Największy na świecie niekomercyjny serwis geocachingowy
GeoŚcieżki - skupiające wiele keszy
Ponad 1000 GeoŚcieżek w Polsce!
Pełne statystyki, GPXy, wszystko za darmo!
Powiadomienia mailem o nowych keszach i logach
Centrum Obsługi Geokeszera wybierane przez Społeczność
100% funkcjonalności dostępne bezpłatnie
Przyjazne zasady publikacji keszy

 Wpisy do logu ZAS#7 KAMIENICA PRZY FLORIAŃSKIEJ    {{found}} 83x {{not_found}} 1x {{log_note}} 1x  

2920768 2018-10-06 03:50 Dombie (user activity1928) - Znaleziona

Wreszcie nadszedł czas na kolejną nocną wyprawę keszową z Werroną. Tym razem zdecydowaliśmy się na Siedlce, które kuszą mnogością wysoko ocenianych skrzynek. Wprawdzie wstępny plan zakładał zdobycie wszystkich czterech siedleckich ścieżek i - być może - dorzucenie do nich jeszcze kilku najlepszych rodzynków "nieścieżkowych", ale nasze nocne wyprawy mają dość jednoznacznie zdefiniowane ramy czasowe, a poza tym w nocy w niektórych miejscach szuka się łatwiej, a w niektórych trudniej. Na dodatek, my się raczej nie nastawiamy na ilość i statystyki. Równie ważna (a może i ważniejsza) jest okazja do pogadania na różne tematy i napicia się soczku jabłkowego na ławce w parku;-)Dlatego ostatecznie decydujemy się na siedleckie centrum (bez okolic) plus Lasek Sekulski. Plan był prosty - przyjechać do Siedlec jeszcze za jasności i odwiedzić Lasek w promieniach zachodzącego słońca, a potem wrócić sobie spacerkiem do centrum, coś zjeść i napić się herbatki w jakimś miłym lokalu, a kiedy się już mugolstwo ulokuje przed swoimi telewizorami ruszyć na nocne łowy :-)

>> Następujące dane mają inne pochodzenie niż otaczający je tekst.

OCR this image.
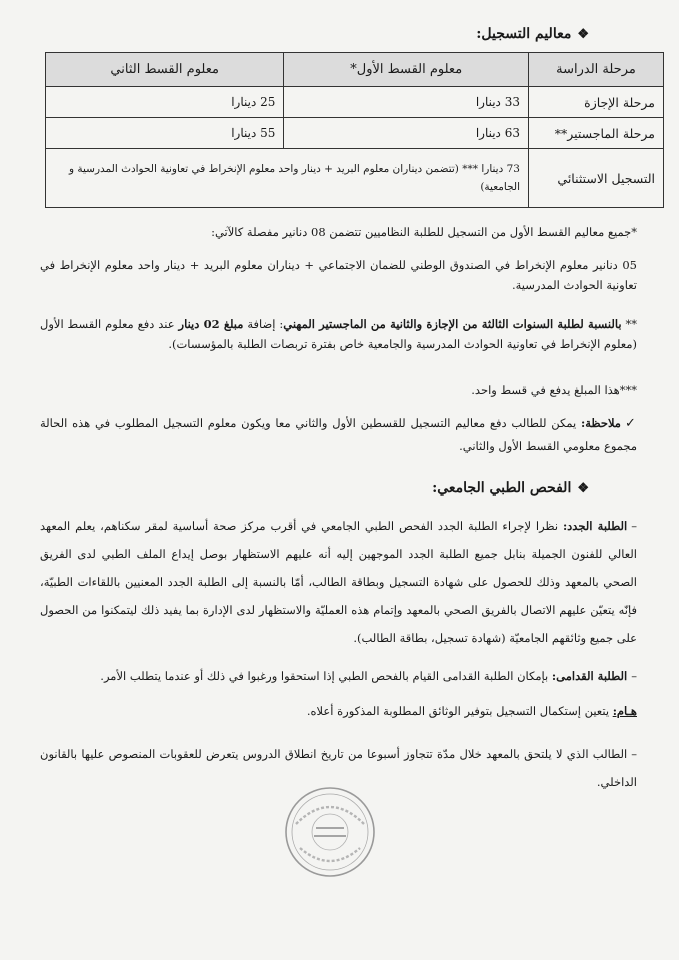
❖معاليم التسجيل:
مرحلة الدراسة	معلوم القسط الأول*	معلوم القسط الثاني
مرحلة الإجازة	33 دينارا	25 دينارا
مرحلة الماجستير**	63 دينارا	55 دينارا
التسجيل الاستثنائي	73 دينارا *** (تتضمن ديناران معلوم البريد + دينار واحد معلوم الإنخراط في تعاونية الحوادث المدرسية و الجامعية)	
*جميع معاليم القسط الأول من التسجيل للطلبة النظاميين تتضمن 08 دنانير مفصلة كالآتي:
05 دنانير معلوم الإنخراط في الصندوق الوطني للضمان الاجتماعي + ديناران معلوم البريد + دينار واحد معلوم الإنخراط في تعاونية الحوادث المدرسية.
** بالنسبة لطلبة السنوات الثالثة من الإجازة والثانية من الماجستير المهني: إضافة مبلغ 02 دينار عند دفع معلوم القسط الأول (معلوم الإنخراط في تعاونية الحوادث المدرسية والجامعية خاص بفترة تربصات الطلبة بالمؤسسات).
***هذا المبلغ يدفع في قسط واحد.
✓ملاحظة: يمكن للطالب دفع معاليم التسجيل للقسطين الأول والثاني معا ويكون معلوم التسجيل المطلوب في هذه الحالة مجموع معلومي القسط الأول والثاني.
❖الفحص الطبي الجامعي:
–الطلبة الجدد: نظرا لإجراء الطلبة الجدد الفحص الطبي الجامعي في أقرب مركز صحة أساسية لمقر سكناهم، يعلم المعهد العالي للفنون الجميلة بنابل جميع الطلبة الجدد الموجهين إليه أنه عليهم الاستظهار بوصل إيداع الملف الطبي لدى الفريق الصحي بالمعهد وذلك للحصول على شهادة التسجيل وبطاقة الطالب، أمّا بالنسبة إلى الطلبة الجدد المعنيين باللقاءات الطبيّة، فإنّه يتعيّن عليهم الاتصال بالفريق الصحي بالمعهد وإتمام هذه العمليّة والاستظهار لدى الإدارة بما يفيد ذلك ليتمكنوا من الحصول على جميع وثائقهم الجامعيّة (شهادة تسجيل، بطاقة الطالب).
–الطلبة القدامى: بإمكان الطلبة القدامى القيام بالفحص الطبي إذا استحقوا ورغبوا في ذلك أو عندما يتطلب الأمر.
هـام: يتعين إستكمال التسجيل بتوفير الوثائق المطلوبة المذكورة أعلاه.
–الطالب الذي لا يلتحق بالمعهد خلال مدّة تتجاوز أسبوعا من تاريخ انطلاق الدروس يتعرض للعقوبات المنصوص عليها بالقانون الداخلي.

No cóż... Czasem, pokonanie 100 metrów zajmuje godzinę... Ale właściwie to była uwaga nie na temat, więc skupmy się na meritum.

Otóż wiedząc, że o 4.30 mamy bardzo wygodne połączenie powrotne postanowiliśmy, że tym keszem zakończymy naszą dzisiejszą wyprawę. Chyba nigdy dotąd nie zebraliśmy w jedną noc tylu skrzynek! Najwyraźniej podobało się nam :-)  Bo kiedy nam się nie podoba (a nawet kiedy się podoba, ale dajemy się wciągnąć w pogaduszki) to zasiadamy gdzieś na ławce i potem już nie ma czasu na kesze. Tu były i kesze i ławki. A do tego jeszcze jedna perełka na zakończenie tej wyprawy.

Wielkie podziękowania dla Matki Założycielki za tego kesza i za stworzenie tu w Siedlcach prawdziwego keszowniczego skarbca :-)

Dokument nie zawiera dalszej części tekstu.